Here is a concrete example exploring the limit solution:

create table test1 (
  id     mediumint,
  value  varchar(2)
);
insert into test1 (id, value) values
  (11, "a"),
  (12, "b"),
  (13, "c"),
  (14, "d"),
  (15, "ee"),
  (16, "ff");
update test1 set value = concat(value, "X") where id % 2 = 1;
show warnings;

That results in this warning output:

+---------+------+--------------------------------------------+
| Level   | Code | Message                                    |
+---------+------+--------------------------------------------+
| Warning | 1265 | Data truncated for column 'value' at row 5 | 
+---------+------+--------------------------------------------+

To get just that row 5 I can do this:

select * from test1 limit 4,1;

resulting in this:

+------+-------+
| id   | value |
+------+-------+
|   15 | ee    | 
+------+-------+

So it seems that the limit offset (4) must be one less than the row number, and the row number given in the warning is for the source table of the update without regard to the where clause.

From stackoverflow
  • As far as I'm aware, the only way to select those rows is to just SELECT them using the criteria from your original UPDATE query:

    mysql> UPDATE foo SET bar = "bar" WHERE baz = "baz";
    mysql> SHOW WARNINGS;
    ...
    Message: Data truncated for column 'X' at row 420
    ...
    mysql> SELECT * FROM foo WHERE baz = "baz" LIMIT 420,1;
    

    Obviously, this doesn't work if you've modified one or more of the columns that were part of your original query.
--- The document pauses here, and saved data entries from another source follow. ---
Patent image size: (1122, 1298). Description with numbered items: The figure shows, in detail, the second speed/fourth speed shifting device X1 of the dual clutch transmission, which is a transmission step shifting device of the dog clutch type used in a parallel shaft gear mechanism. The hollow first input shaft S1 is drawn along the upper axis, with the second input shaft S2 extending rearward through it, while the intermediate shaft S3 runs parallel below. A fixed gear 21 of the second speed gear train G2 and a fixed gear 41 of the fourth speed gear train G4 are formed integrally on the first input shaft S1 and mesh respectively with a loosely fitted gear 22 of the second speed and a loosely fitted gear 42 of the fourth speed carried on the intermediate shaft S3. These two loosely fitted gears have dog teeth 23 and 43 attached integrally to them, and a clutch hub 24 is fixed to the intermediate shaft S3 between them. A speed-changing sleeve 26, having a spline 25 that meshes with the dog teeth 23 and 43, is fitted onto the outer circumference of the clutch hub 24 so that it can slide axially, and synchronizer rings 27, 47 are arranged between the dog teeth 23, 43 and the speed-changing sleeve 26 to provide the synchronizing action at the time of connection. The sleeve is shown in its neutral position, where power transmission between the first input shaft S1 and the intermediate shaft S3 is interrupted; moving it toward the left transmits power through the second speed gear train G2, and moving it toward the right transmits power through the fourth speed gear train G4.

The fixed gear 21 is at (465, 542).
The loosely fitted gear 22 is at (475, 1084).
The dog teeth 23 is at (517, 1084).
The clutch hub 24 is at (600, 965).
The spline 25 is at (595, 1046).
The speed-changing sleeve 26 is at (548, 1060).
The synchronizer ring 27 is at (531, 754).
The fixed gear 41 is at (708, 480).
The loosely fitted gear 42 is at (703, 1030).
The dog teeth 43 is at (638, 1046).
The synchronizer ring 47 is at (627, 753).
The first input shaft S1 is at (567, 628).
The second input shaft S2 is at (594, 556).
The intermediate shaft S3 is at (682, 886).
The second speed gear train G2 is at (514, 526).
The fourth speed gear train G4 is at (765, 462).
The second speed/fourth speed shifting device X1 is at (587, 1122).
  • LIMIT x,y returns y number of rows after row x, based on the order of the resultset from your select query. However, if you look closely at what I just said, you'll notice that without an ORDER BY clause, you've got no way to guarantee the position of the row(s) you're trying to get.

    You might want to add an autoincrement field to your insert or perhaps a trigger that fires before each insert, then use that index to ensure the order of the results to limit by.